Bandwidth is generally defined as the frequency when the amplitude of sinusoidal input signal attenuates to -3db, that is, 70.7% of the amplitude. The bandwidth determines the basic measuring ability of oscilloscope to signal. If there is not enough bandwidth, the oscilloscope will not be able to measure the high frequency signal, the amplitude will be distorted, the edge will disappear, the detail data will be lost;Without sufficient bandwidth, all the features of the resulting signal, including ringing and ringing, are meaningless.
An effective rule of thumb for determining the bandwidth of an oscilloscope you need -- the "5x rule of thumb" : multiply the highest frequency component of the signal you are measuring by 5, so that the measurement results are more than 2% accurate.

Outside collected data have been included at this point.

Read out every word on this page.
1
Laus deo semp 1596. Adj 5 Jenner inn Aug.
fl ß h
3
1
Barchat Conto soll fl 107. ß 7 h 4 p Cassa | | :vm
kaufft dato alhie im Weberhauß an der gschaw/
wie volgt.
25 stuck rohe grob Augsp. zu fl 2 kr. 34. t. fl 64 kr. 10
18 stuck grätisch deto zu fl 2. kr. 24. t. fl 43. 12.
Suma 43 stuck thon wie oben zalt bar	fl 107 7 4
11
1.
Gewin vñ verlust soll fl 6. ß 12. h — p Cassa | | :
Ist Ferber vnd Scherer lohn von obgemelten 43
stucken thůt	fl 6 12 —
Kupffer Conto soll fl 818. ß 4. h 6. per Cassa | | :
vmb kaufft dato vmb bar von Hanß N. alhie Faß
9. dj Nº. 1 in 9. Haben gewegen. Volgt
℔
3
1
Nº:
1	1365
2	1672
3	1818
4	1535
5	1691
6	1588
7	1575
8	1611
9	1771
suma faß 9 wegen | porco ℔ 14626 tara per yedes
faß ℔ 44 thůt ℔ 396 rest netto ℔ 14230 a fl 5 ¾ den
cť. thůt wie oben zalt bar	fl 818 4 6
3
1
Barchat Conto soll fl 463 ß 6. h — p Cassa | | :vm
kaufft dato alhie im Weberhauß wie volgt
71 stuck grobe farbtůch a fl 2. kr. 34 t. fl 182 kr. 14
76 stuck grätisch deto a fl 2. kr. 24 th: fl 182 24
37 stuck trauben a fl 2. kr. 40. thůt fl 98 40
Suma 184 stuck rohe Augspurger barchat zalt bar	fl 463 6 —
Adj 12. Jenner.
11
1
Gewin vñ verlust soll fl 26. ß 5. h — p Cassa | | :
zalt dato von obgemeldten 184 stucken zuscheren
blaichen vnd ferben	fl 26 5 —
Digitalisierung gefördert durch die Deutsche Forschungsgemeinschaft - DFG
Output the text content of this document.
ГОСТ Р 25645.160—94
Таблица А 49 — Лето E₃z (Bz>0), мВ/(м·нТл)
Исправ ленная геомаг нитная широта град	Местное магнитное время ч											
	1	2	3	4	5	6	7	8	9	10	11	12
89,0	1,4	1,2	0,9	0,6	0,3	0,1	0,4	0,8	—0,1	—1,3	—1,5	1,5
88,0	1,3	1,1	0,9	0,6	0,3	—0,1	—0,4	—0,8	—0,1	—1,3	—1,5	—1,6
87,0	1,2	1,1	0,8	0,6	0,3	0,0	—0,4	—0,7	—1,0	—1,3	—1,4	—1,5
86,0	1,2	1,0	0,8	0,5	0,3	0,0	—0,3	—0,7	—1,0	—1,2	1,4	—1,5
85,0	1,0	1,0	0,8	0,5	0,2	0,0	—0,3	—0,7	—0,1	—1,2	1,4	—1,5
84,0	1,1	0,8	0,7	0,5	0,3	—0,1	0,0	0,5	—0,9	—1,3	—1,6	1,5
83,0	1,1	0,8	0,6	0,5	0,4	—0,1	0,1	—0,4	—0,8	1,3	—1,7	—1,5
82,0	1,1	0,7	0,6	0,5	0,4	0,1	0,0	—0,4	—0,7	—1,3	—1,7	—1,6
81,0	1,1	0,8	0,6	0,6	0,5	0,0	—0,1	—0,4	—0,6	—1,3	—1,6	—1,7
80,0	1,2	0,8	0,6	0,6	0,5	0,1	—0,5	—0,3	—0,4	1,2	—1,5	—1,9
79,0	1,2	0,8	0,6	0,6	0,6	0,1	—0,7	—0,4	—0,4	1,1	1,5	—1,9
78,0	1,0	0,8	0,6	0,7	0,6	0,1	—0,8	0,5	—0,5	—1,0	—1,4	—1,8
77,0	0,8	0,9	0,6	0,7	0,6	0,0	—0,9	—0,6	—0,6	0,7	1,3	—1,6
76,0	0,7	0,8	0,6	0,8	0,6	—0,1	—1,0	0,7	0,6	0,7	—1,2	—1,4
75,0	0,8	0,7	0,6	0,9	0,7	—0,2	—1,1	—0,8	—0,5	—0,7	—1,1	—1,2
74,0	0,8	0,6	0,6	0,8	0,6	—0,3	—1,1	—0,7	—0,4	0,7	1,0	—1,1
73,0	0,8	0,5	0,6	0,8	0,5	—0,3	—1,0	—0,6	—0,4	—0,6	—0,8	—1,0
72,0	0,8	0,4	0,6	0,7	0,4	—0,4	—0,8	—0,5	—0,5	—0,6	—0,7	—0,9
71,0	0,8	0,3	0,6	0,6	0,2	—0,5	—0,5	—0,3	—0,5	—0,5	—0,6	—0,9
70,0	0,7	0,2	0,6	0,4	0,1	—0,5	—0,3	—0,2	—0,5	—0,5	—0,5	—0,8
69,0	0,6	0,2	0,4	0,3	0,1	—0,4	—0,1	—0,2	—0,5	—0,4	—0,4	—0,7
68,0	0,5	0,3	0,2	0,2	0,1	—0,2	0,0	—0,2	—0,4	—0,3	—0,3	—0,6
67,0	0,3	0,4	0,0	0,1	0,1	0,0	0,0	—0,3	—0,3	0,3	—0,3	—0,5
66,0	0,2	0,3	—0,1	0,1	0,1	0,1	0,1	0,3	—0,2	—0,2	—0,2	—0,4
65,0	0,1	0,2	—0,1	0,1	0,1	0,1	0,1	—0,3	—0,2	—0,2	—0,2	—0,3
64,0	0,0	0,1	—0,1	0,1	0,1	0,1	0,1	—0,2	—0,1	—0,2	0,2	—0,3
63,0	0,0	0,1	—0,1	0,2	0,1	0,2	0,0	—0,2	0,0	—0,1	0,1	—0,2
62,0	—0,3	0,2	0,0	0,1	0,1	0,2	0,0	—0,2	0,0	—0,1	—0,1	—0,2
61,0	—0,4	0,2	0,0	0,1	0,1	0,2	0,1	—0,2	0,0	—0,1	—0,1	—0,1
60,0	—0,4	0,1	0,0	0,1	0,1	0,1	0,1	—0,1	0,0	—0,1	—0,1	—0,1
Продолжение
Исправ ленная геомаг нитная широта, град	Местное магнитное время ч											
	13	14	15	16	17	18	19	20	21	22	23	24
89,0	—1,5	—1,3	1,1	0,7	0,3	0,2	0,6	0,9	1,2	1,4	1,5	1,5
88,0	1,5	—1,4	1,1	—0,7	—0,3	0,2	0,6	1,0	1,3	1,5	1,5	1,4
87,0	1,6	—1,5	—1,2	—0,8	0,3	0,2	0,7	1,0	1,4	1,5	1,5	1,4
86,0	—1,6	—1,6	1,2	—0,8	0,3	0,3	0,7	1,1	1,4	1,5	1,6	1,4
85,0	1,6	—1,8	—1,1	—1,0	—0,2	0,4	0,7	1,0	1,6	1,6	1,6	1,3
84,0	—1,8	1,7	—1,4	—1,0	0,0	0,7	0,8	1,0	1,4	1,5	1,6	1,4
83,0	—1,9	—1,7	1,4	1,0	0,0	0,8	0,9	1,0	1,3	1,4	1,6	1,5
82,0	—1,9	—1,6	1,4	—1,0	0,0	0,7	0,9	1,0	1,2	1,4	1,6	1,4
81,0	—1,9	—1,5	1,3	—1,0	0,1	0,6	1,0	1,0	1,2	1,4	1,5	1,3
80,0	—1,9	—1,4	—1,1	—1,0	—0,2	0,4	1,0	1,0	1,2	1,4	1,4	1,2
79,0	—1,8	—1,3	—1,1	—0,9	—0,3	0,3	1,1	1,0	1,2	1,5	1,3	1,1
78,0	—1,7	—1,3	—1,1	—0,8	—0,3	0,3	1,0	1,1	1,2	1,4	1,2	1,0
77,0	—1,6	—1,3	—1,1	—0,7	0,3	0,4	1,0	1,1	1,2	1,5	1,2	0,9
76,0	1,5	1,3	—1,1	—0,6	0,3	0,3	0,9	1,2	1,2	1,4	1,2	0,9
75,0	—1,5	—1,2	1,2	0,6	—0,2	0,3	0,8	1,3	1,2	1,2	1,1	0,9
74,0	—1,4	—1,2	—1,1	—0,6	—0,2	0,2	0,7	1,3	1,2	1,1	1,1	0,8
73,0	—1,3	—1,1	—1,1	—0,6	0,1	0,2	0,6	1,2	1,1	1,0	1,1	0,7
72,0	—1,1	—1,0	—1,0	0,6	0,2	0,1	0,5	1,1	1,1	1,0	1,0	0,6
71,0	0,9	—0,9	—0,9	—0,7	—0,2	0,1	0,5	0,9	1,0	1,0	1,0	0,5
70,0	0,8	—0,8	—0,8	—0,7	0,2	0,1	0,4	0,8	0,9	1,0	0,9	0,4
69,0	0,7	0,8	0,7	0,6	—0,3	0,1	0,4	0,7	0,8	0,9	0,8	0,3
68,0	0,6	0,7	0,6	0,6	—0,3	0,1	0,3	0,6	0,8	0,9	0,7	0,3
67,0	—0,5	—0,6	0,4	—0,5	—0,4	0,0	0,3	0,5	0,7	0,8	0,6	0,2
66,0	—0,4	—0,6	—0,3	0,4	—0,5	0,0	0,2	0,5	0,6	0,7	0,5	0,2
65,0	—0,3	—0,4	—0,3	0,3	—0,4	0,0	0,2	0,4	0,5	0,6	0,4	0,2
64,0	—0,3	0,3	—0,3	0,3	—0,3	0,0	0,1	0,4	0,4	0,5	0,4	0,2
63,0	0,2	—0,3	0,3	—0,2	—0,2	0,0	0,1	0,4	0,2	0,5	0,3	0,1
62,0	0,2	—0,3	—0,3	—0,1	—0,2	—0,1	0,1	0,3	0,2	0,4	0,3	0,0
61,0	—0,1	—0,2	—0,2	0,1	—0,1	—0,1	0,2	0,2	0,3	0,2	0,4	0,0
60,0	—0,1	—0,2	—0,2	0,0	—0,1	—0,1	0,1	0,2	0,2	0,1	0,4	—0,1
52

In some applications, you do not know the bandwidth of the signal of interest to you, but you do know its maximum rise time, at which time the frequency response calculates the associated bandwidth and rise time of the instrument using the following formula: Bw=0.35/maximum rise time of signal.
There are two types of digital oscilloscope bandwidth: repeat (or equivalent time) bandwidth and real-time (or single time) bandwidth. Repeat bandwidth only applies to repeated signals, showing sampling from multiple signal acquisition periods. Real-time bandwidth is the highest frequency that can be captured in the single sampling of oscilloscope, and it is more important when the captured events are not frequent or transient signals. Real-time bandwidth is closely related to the sampling rate.
The higher the bandwidth, the better, but higher bandwidth often means higher prices, so choose the frequency component of the signal you're looking at on a budget.